To test this, I’ll remove a couple rows from the original d.reduced
data frame, then renormalize as before
d.r2 <- d.reduced[c(1:2, 4:5, 7:14, 16:25),]
d.r2 <- d.r2 %>%
mutate(per = n/sum(n))
kable(d.r2[1:10,])
Q | ans | n | per |
---|---|---|---|
Q1 | Strongly Disagree | 12 | 0.2857143 |
Q1 | Somewhat Disagree | 11 | 0.2619048 |
Q1 | Somewhat Agree | 7 | 0.1666667 |
Q1 | Strongly Agree | 12 | 0.2857143 |
Q2 | Somewhat Disagree | 10 | 0.2500000 |
Q2 | Neither Agree nor Disagree | 13 | 0.3250000 |
Q2 | Somewhat Agree | 11 | 0.2750000 |
Q2 | Strongly Agree | 6 | 0.1500000 |
Q3 | Strongly Disagree | 14 | 0.3414634 |
Q3 | Somewhat Disagree | 6 | 0.1463415 |
Here’s the final code to generate a horizontal stacked bar plot.

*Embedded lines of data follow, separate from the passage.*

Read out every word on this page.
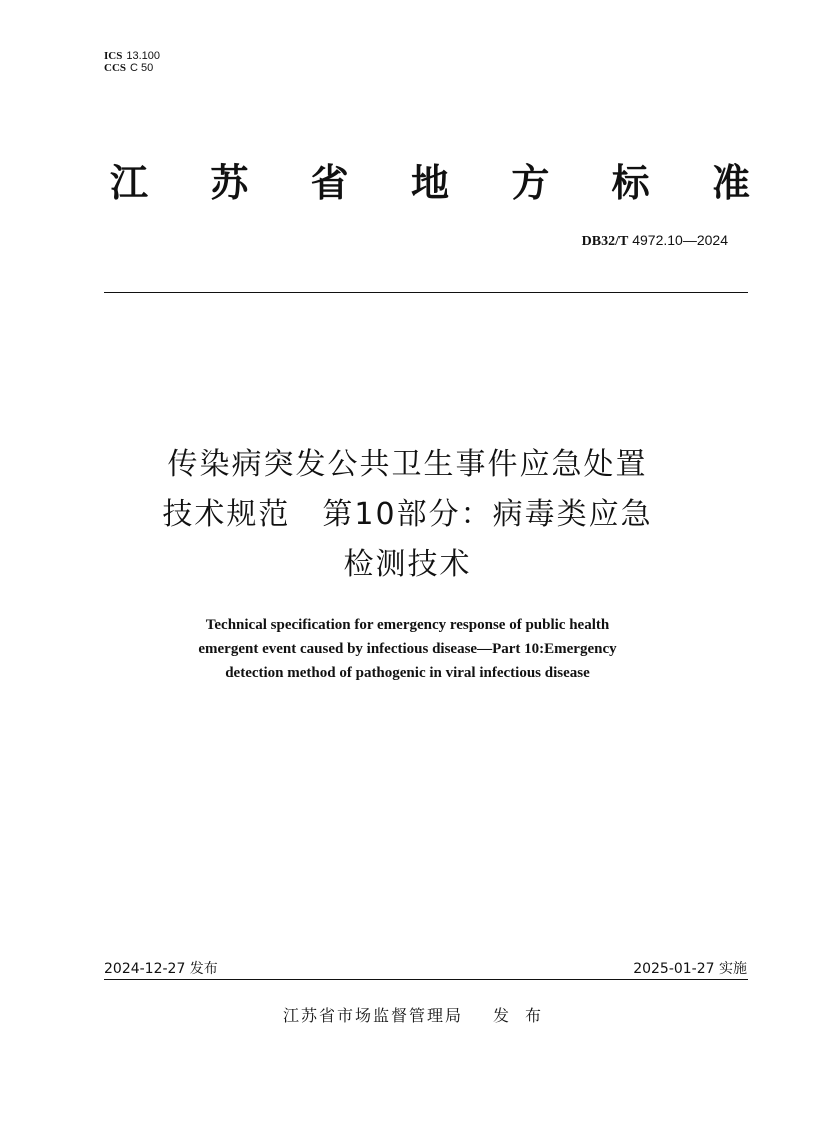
ICS 13.100
CCS C 50
江 苏 省 地 方 标 准
DB32/T 4972.10—2024
传染病突发公共卫生事件应急处置
技术规范　第10部分：病毒类应急
检测技术
Technical specification for emergency response of public health
emergent event caused by infectious disease—Part 10:Emergency
detection method of pathogenic in viral infectious disease
2024-12-27 发布	2025-01-27 实施
江苏省市场监督管理局 发布
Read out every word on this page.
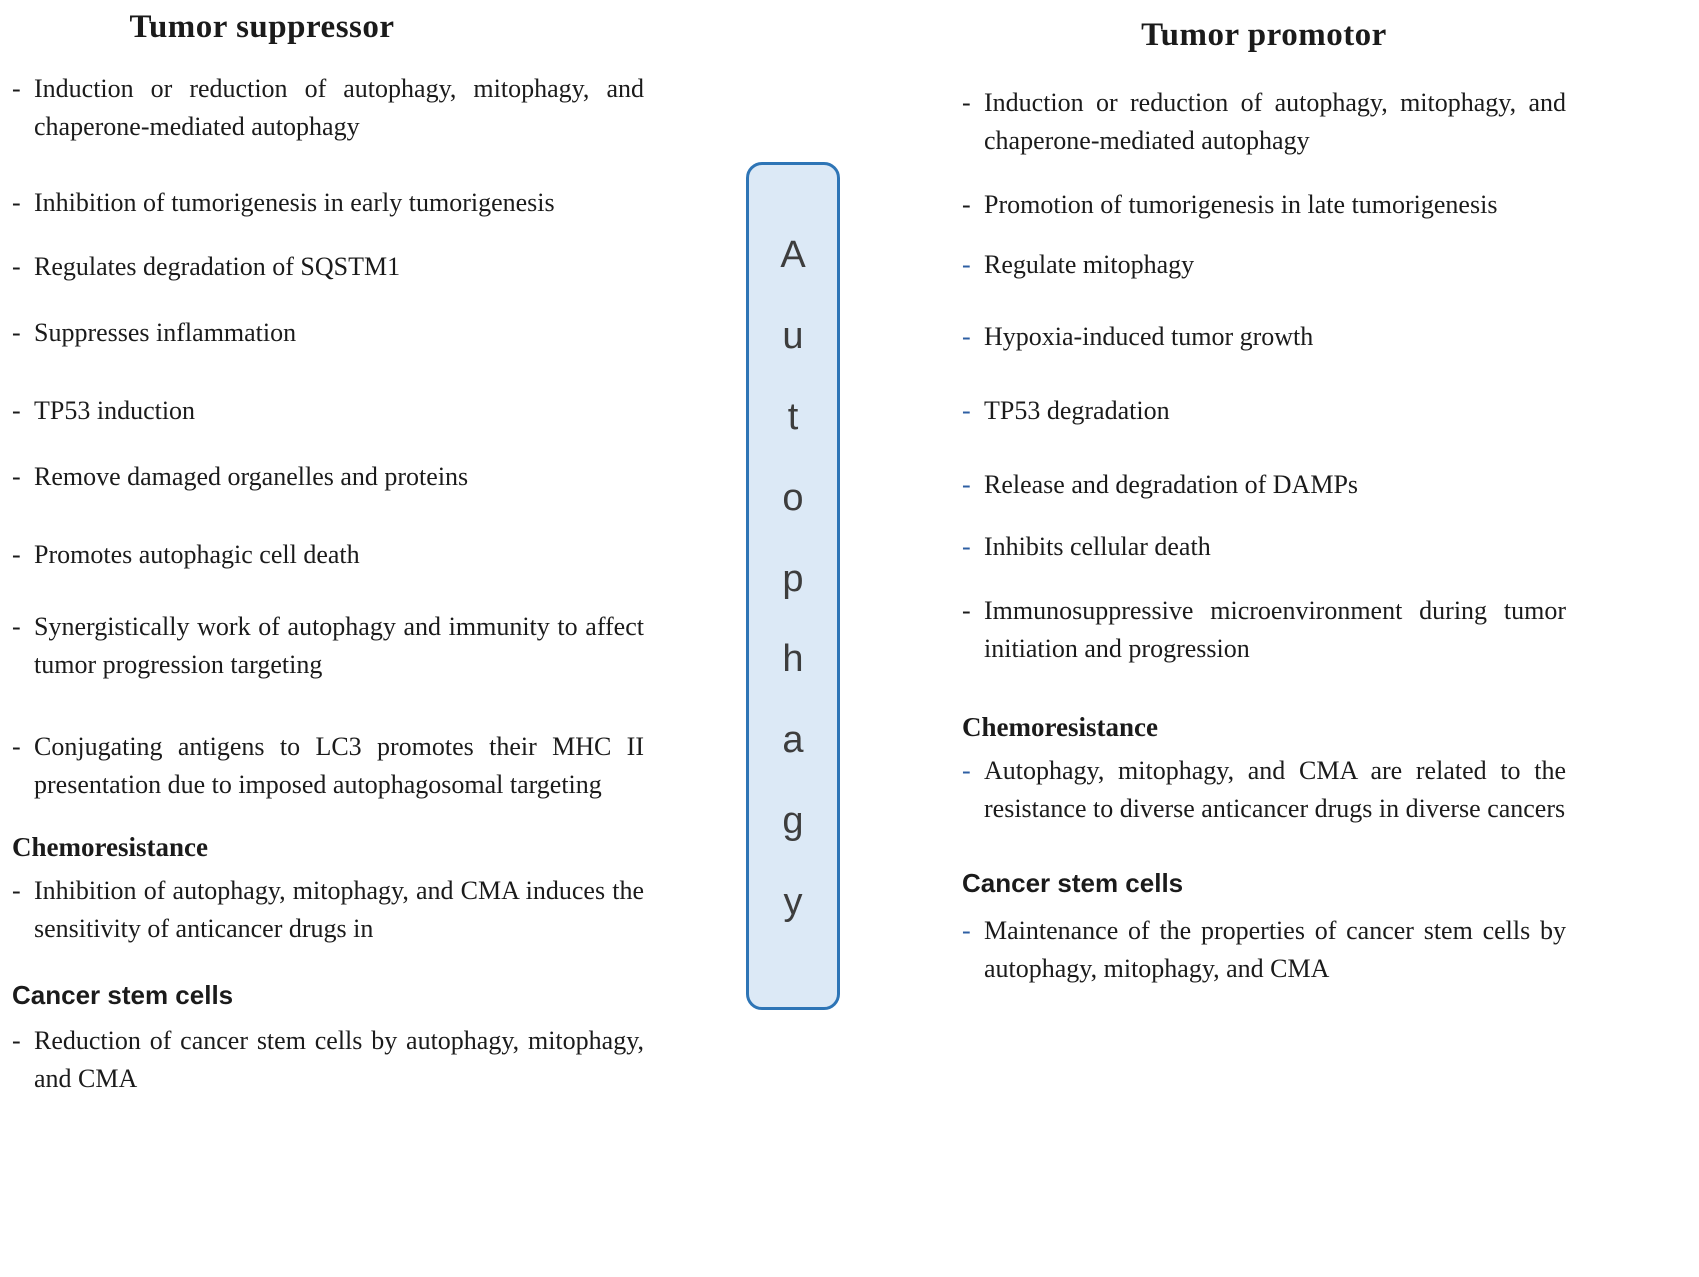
Tumor suppressor
- Induction or reduction of autophagy, mitophagy, and chaperone-mediated autophagy
- Inhibition of tumorigenesis in early tumorigenesis
- Regulates degradation of SQSTM1
- Suppresses inflammation
- TP53 induction
- Remove damaged organelles and proteins
- Promotes autophagic cell death
- Synergistically work of autophagy and immunity to affect tumor progression targeting
- Conjugating antigens to LC3 promotes their MHC II presentation due to imposed autophagosomal targeting
Chemoresistance
- Inhibition of autophagy, mitophagy, and CMA induces the sensitivity of anticancer drugs in
Cancer stem cells
- Reduction of cancer stem cells by autophagy, mitophagy, and CMA
A
u
t
o
p
h
a
g
y
Tumor promotor
- Induction or reduction of autophagy, mitophagy, and chaperone-mediated autophagy
- Promotion of tumorigenesis in late tumorigenesis
- Regulate mitophagy
- Hypoxia-induced tumor growth
- TP53 degradation
- Release and degradation of DAMPs
- Inhibits cellular death
- Immunosuppressive microenvironment during tumor initiation and progression
Chemoresistance
- Autophagy, mitophagy, and CMA are related to the resistance to diverse anticancer drugs in diverse cancers
Cancer stem cells
- Maintenance of the properties of cancer stem cells by autophagy, mitophagy, and CMA
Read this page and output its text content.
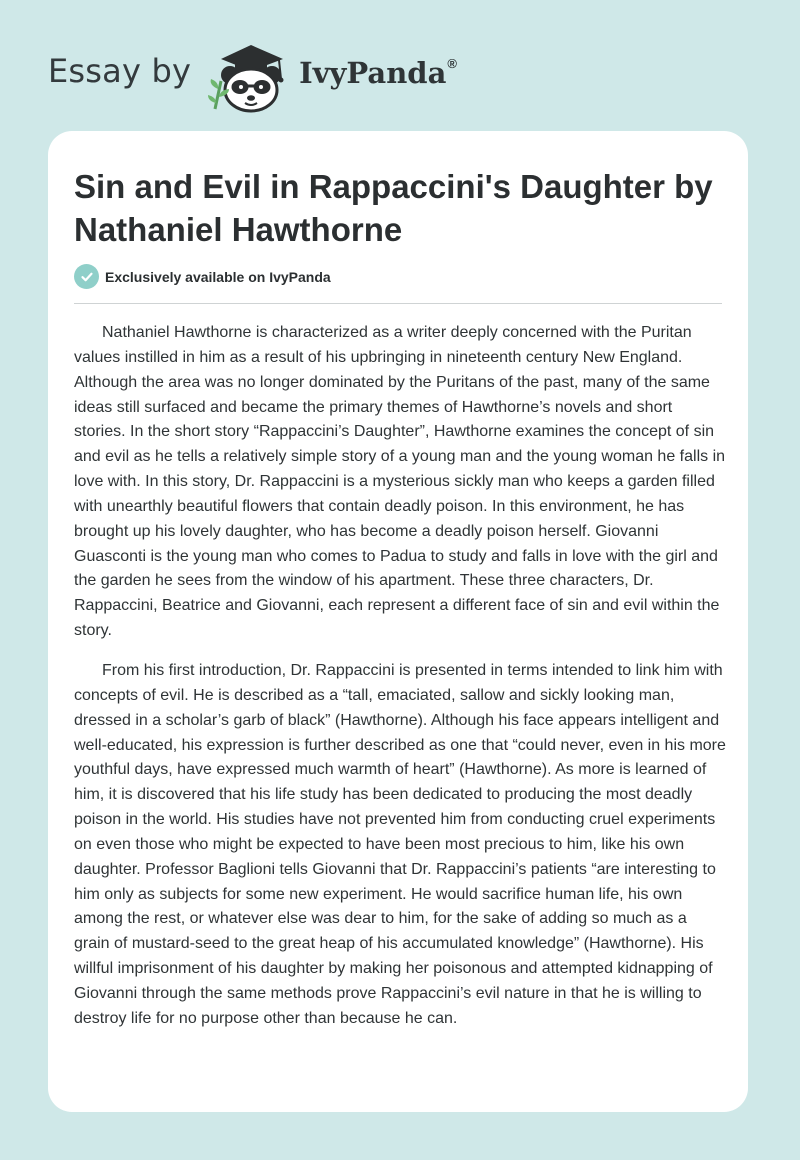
Essay by	IvyPanda®
Sin and Evil in Rappaccini's Daughter by Nathaniel Hawthorne
Exclusively available on IvyPanda

Nathaniel Hawthorne is characterized as a writer deeply concerned with the Puritan values instilled in him as a result of his upbringing in nineteenth century New England. Although the area was no longer dominated by the Puritans of the past, many of the same ideas still surfaced and became the primary themes of Hawthorne’s novels and short stories. In the short story “Rappaccini’s Daughter”, Hawthorne examines the concept of sin and evil as he tells a relatively simple story of a young man and the young woman he falls in love with. In this story, Dr. Rappaccini is a mysterious sickly man who keeps a garden filled with unearthly beautiful flowers that contain deadly poison. In this environment, he has brought up his lovely daughter, who has become a deadly poison herself. Giovanni Guasconti is the young man who comes to Padua to study and falls in love with the girl and the garden he sees from the window of his apartment. These three characters, Dr. Rappaccini, Beatrice and Giovanni, each represent a different face of sin and evil within the story.

From his first introduction, Dr. Rappaccini is presented in terms intended to link him with concepts of evil. He is described as a “tall, emaciated, sallow and sickly looking man, dressed in a scholar’s garb of black” (Hawthorne). Although his face appears intelligent and well-educated, his expression is further described as one that “could never, even in his more youthful days, have expressed much warmth of heart” (Hawthorne). As more is learned of him, it is discovered that his life study has been dedicated to producing the most deadly poison in the world. His studies have not prevented him from conducting cruel experiments on even those who might be expected to have been most precious to him, like his own daughter. Professor Baglioni tells Giovanni that Dr. Rappaccini’s patients “are interesting to him only as subjects for some new experiment. He would sacrifice human life, his own among the rest, or whatever else was dear to him, for the sake of adding so much as a grain of mustard-seed to the great heap of his accumulated knowledge” (Hawthorne). His willful imprisonment of his daughter by making her poisonous and attempted kidnapping of Giovanni through the same methods prove Rappaccini’s evil nature in that he is willing to destroy life for no purpose other than because he can.
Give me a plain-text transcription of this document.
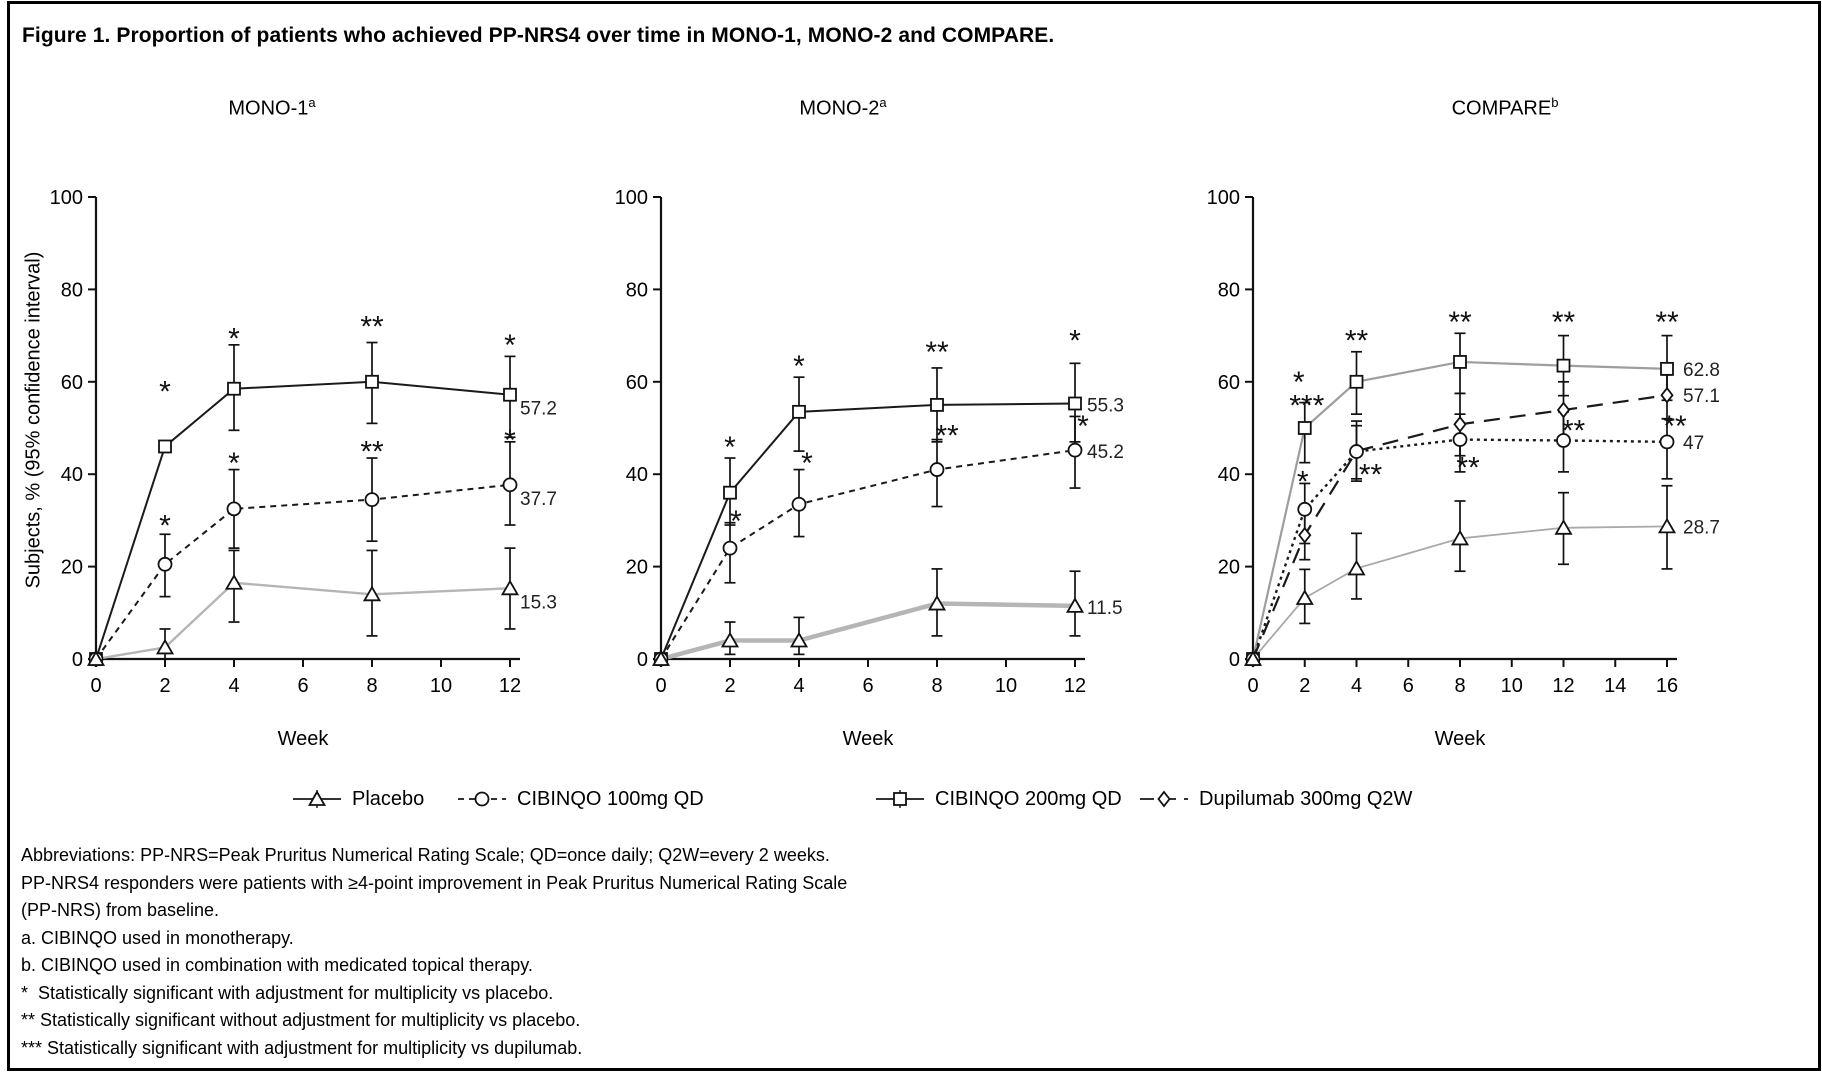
Figure 1. Proportion of patients who achieved PP-NRS4 over time in MONO-1, MONO-2 and COMPARE.
MONO-1$^a$	MONO-2$^a$	COMPARE$^b$
Subjects, % (95% confidence interval)
0
20
40
60
80
100
0	2	4	6	8	10 12
Week
57.2
37.7
15.3
*
*
*
*
**
**
*
*
0
20
40
60
80
100
0	2	4	6	8	10 12
Week
55.3
45.2
11.5
*
*
*
*
**
**
*
*
0
20
40
60
80
100
0 2 4 6 8 10 12 14 16
Week
62.8
57.1
47
28.7
*
***
*
**
**
**
**
**
**
**
**
Placebo	CIBINQO 100mg QD	CIBINQO 200mg QD	Dupilumab 300mg Q2W
Abbreviations: PP-NRS=Peak Pruritus Numerical Rating Scale; QD=once daily; Q2W=every 2 weeks.
PP-NRS4 responders were patients with ≥4-point improvement in Peak Pruritus Numerical Rating Scale
(PP-NRS) from baseline.
a. CIBINQO used in monotherapy.
b. CIBINQO used in combination with medicated topical therapy.
*  Statistically significant with adjustment for multiplicity vs placebo.
** Statistically significant without adjustment for multiplicity vs placebo.
*** Statistically significant with adjustment for multiplicity vs dupilumab.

# Create the full combination of questions and response options
full.set <- expand.grid(unique(d.r2$Q), answers, stringsAsFactors=F) %>%
mutate(Var2 = factor(Var2, answers))
names(full.set) <- names(d.r2)[1:2]
stage1 <- d.r2 %>%
# Do the full join to keep levels that aren't in the original data
full_join(full.set, by=names(full.set)) %>%
# Need to reorder before calculating offsets
arrange(Q, ans) %>%
# NA's are missing levels, replace with zero
mutate(n = replace_na(n, 0),
per = replace_na(per, 0),
# Hide the text label if level is missing
text = if_else(n >0, paste0(formatC(100 * per, format="f", digits=0), "%"), ""),
cs = cumsum(per),
offset = sum(per[1:(floor(n()/2))]) + (n() %% 2)*0.5*(per[ceiling(n()/2)]),
xmax = -offset + cs,
xmin = xmax-per) %>%
ungroup()
stage2 <- stage1 %>%
left_join(stage1 %>%
group_by(Q) %>%
summarize(max.xmax = max(xmax)) %>%
mutate(r = row_number(max.xmax)),
by = "Q") %>%
arrange(desc(r)) %>%
mutate(ymin = r - (1-gap)/2,
ymax = r + (1-gap)/2)
ggplot(stage2) +
geom_rect(aes(xmin = xmin, xmax = xmax, ymin = ymin, ymax = ymax, fill=ans)) +
geom_text(aes(x=(xmin+xmax)/2, y=(ymin+ymax)/2, label=text), size = 3) +
scale_x_continuous("", labels=percent, breaks=seq(-1, 1, len=9), limits=c(-1, 1)) +
scale_y_continuous("", breaks = 1:n_distinct(stage2$Q),
labels=rev(stage2 %>% distinct(Q) %>% .$Q)) +
scale_fill_brewer("", palette = "BrBG")
The chart is easy to customize, and the implementation can easily be made into a function. Happy plotting.